Hausse des prix : les syndicats de copropriété épinglés par deux associations

Chez certains syndics de copropriété, les prix des forfaits ont augmenté de plus de 30% en trois ans. 
Chez certains syndics de copropriété, les prix des forfaits ont augmenté de plus de 30% en trois ans.  (JEAN FRANCOIS FREY / MAXPPP)

L'association de consommateurs UFC Que Choisir et l'Association des responsables de copropriété (ARC) dénoncent les mauvaises pratiques de certains syndicats de copropriété. Dans leur viseur : la hausse des prix et la baisse des prestations.

En pleine période d'assemblées générales de copropriétaires, les syndicats de copropriétés sont étrillés par l'UFC Que Choisir et l'Association des responsables de copropriété (ARC). Les deux associations ont passé au crible les cinq plus gros syndics de France, ce qui représente 70% du marché. Conclusion : les tarifs sont en augmentation quand, dans le même temps, les prestations diminuent continuellement.

Les prix se sont envolés chez certains prestataires

Depuis le dernier Observatoire des syndics proposé par ces associations en 2014, les prix se sont envolés chez certains prestataires. Ainsi, en trois ans, les forfaits ont augmenté de 38% chez Loiselet et Daigremont, 33% chez Citya et 26% chez Naxity. Selon l'UFC Que Choisir, "les syndics ont profité du contrat-type pour faire exploser les prix". Depuis l'été 2015, le contrat-type, une disposition de la loi Alur, oblige les syndicats de copropriété à intégrer des prestations standards dans le contrat proposé aux propriétaires. D'autres prestations peuvent faire l'objet d'honoraires spécifiques mais leur nombre est limité. 

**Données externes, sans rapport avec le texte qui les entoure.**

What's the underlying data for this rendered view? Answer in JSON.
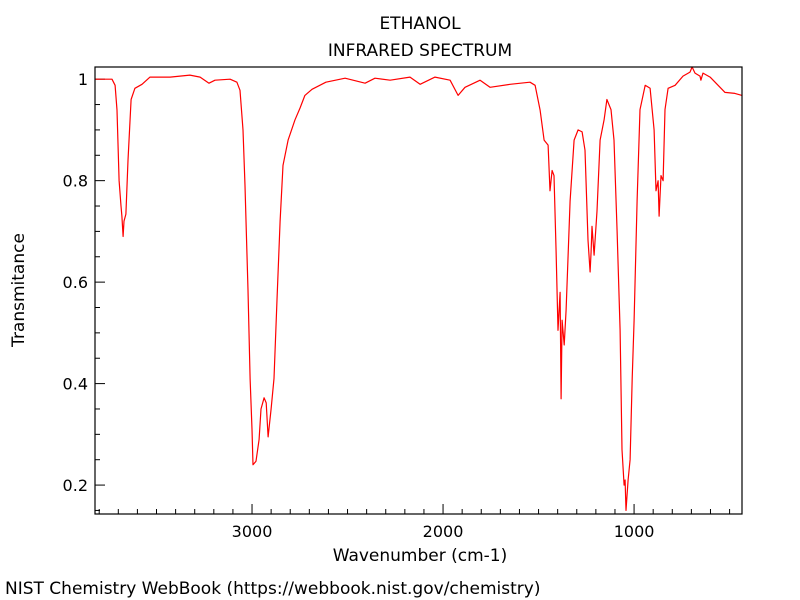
{
  "chart_data": {
    "type": "line",
    "title": "ETHANOL",
    "subtitle": "INFRARED SPECTRUM",
    "xlabel": "Wavenumber (cm-1)",
    "ylabel": "Transmitance",
    "xlim": [
      3822,
      435
    ],
    "ylim": [
      0.143,
      1.024
    ],
    "x_ticks": [
      3000,
      2000,
      1000
    ],
    "x_tick_labels": [
      "3000",
      "2000",
      "1000"
    ],
    "x_minor_step": 100,
    "y_ticks": [
      0.2,
      0.4,
      0.6,
      0.8,
      1
    ],
    "y_tick_labels": [
      "0.2",
      "0.4",
      "0.6",
      "0.8",
      "1"
    ],
    "y_minor_step": 0.05,
    "grid": false,
    "series_color": "#ff0000",
    "series": [
      {
        "name": "Ethanol IR",
        "points": [
          [
            3822,
            1.0
          ],
          [
            3733,
            1.0
          ],
          [
            3717,
            0.988
          ],
          [
            3707,
            0.939
          ],
          [
            3696,
            0.8
          ],
          [
            3686,
            0.75
          ],
          [
            3681,
            0.73
          ],
          [
            3675,
            0.69
          ],
          [
            3670,
            0.72
          ],
          [
            3660,
            0.734
          ],
          [
            3649,
            0.84
          ],
          [
            3633,
            0.96
          ],
          [
            3613,
            0.982
          ],
          [
            3576,
            0.99
          ],
          [
            3534,
            1.004
          ],
          [
            3429,
            1.004
          ],
          [
            3325,
            1.008
          ],
          [
            3272,
            1.004
          ],
          [
            3225,
            0.992
          ],
          [
            3194,
            0.998
          ],
          [
            3115,
            1.0
          ],
          [
            3079,
            0.994
          ],
          [
            3063,
            0.978
          ],
          [
            3047,
            0.9
          ],
          [
            3037,
            0.79
          ],
          [
            3021,
            0.584
          ],
          [
            3010,
            0.41
          ],
          [
            3000,
            0.31
          ],
          [
            2995,
            0.24
          ],
          [
            2979,
            0.247
          ],
          [
            2963,
            0.29
          ],
          [
            2953,
            0.35
          ],
          [
            2937,
            0.372
          ],
          [
            2926,
            0.362
          ],
          [
            2916,
            0.295
          ],
          [
            2900,
            0.35
          ],
          [
            2885,
            0.41
          ],
          [
            2869,
            0.565
          ],
          [
            2853,
            0.72
          ],
          [
            2838,
            0.83
          ],
          [
            2811,
            0.88
          ],
          [
            2775,
            0.92
          ],
          [
            2749,
            0.943
          ],
          [
            2723,
            0.968
          ],
          [
            2686,
            0.98
          ],
          [
            2613,
            0.994
          ],
          [
            2513,
            1.002
          ],
          [
            2408,
            0.992
          ],
          [
            2356,
            1.002
          ],
          [
            2277,
            0.998
          ],
          [
            2173,
            1.004
          ],
          [
            2120,
            0.99
          ],
          [
            2042,
            1.004
          ],
          [
            1963,
            0.998
          ],
          [
            1921,
            0.968
          ],
          [
            1885,
            0.984
          ],
          [
            1806,
            0.998
          ],
          [
            1754,
            0.984
          ],
          [
            1649,
            0.99
          ],
          [
            1545,
            0.994
          ],
          [
            1518,
            0.988
          ],
          [
            1492,
            0.939
          ],
          [
            1471,
            0.88
          ],
          [
            1450,
            0.87
          ],
          [
            1440,
            0.78
          ],
          [
            1429,
            0.82
          ],
          [
            1419,
            0.81
          ],
          [
            1408,
            0.66
          ],
          [
            1398,
            0.505
          ],
          [
            1387,
            0.58
          ],
          [
            1382,
            0.37
          ],
          [
            1377,
            0.525
          ],
          [
            1366,
            0.476
          ],
          [
            1356,
            0.545
          ],
          [
            1335,
            0.76
          ],
          [
            1314,
            0.88
          ],
          [
            1293,
            0.9
          ],
          [
            1272,
            0.896
          ],
          [
            1257,
            0.86
          ],
          [
            1241,
            0.683
          ],
          [
            1230,
            0.62
          ],
          [
            1225,
            0.66
          ],
          [
            1220,
            0.71
          ],
          [
            1209,
            0.653
          ],
          [
            1194,
            0.74
          ],
          [
            1178,
            0.88
          ],
          [
            1157,
            0.92
          ],
          [
            1142,
            0.96
          ],
          [
            1121,
            0.94
          ],
          [
            1105,
            0.88
          ],
          [
            1089,
            0.7
          ],
          [
            1073,
            0.505
          ],
          [
            1063,
            0.27
          ],
          [
            1052,
            0.2
          ],
          [
            1047,
            0.21
          ],
          [
            1042,
            0.15
          ],
          [
            1031,
            0.21
          ],
          [
            1021,
            0.25
          ],
          [
            1010,
            0.41
          ],
          [
            1000,
            0.525
          ],
          [
            984,
            0.76
          ],
          [
            969,
            0.94
          ],
          [
            942,
            0.988
          ],
          [
            916,
            0.982
          ],
          [
            895,
            0.9
          ],
          [
            885,
            0.78
          ],
          [
            874,
            0.8
          ],
          [
            869,
            0.73
          ],
          [
            859,
            0.81
          ],
          [
            848,
            0.8
          ],
          [
            838,
            0.94
          ],
          [
            822,
            0.982
          ],
          [
            785,
            0.988
          ],
          [
            744,
            1.006
          ],
          [
            707,
            1.014
          ],
          [
            696,
            1.024
          ],
          [
            681,
            1.012
          ],
          [
            655,
            1.006
          ],
          [
            650,
            0.998
          ],
          [
            639,
            1.012
          ],
          [
            602,
            1.004
          ],
          [
            524,
            0.974
          ],
          [
            472,
            0.972
          ],
          [
            435,
            0.968
          ]
        ]
      }
    ],
    "footer": "NIST Chemistry WebBook (https://webbook.nist.gov/chemistry)"
  }
}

Des prix stables en trompe-l'oeil

Certains syndics comme Foncia ou Immo de France affichent pourtant des prix plutôt stables sur la période 2014-2017, mais selon les deux associations, il s'agit d'un leurre. En effet, pour l'UFC Que Choisir, les syndics en profiteraient pour baisser le nombre et la nature des prestations, en réduisant les heures ouvrables ou la durée des assemblées générales par exemple. Le surcoût induit est donc d'autant plus important. 

Les quelques prestations qui peuvent faire l'objet d'honoraires spécifiques sont elles aussi prétextes à alourdir l'addition : une assemblée générale supplémentaire a ainsi augmenté de 80 à 100% chez Citya ou Foncia. Enfin certaines clauses considérées comme abusives ou illicites restent présentes dans certains contrats, comme la facturation des frais de photocopie ou l'établissement d'un pré-état daté. 

La loi Alur, votée en 2014, était censée museler ces excès mais les décrets qui prévoient des sanctions contre les syndics fraudeurs ne sont toujours pas publiés. L'UFC Que Choisir et l'Association des responsables de copropriétés ont donc saisi la Direction générale de la concurrence, de la consommation et de la répression des fraudes (DGCCRF) pour qu'elle intensifie ses contrôles.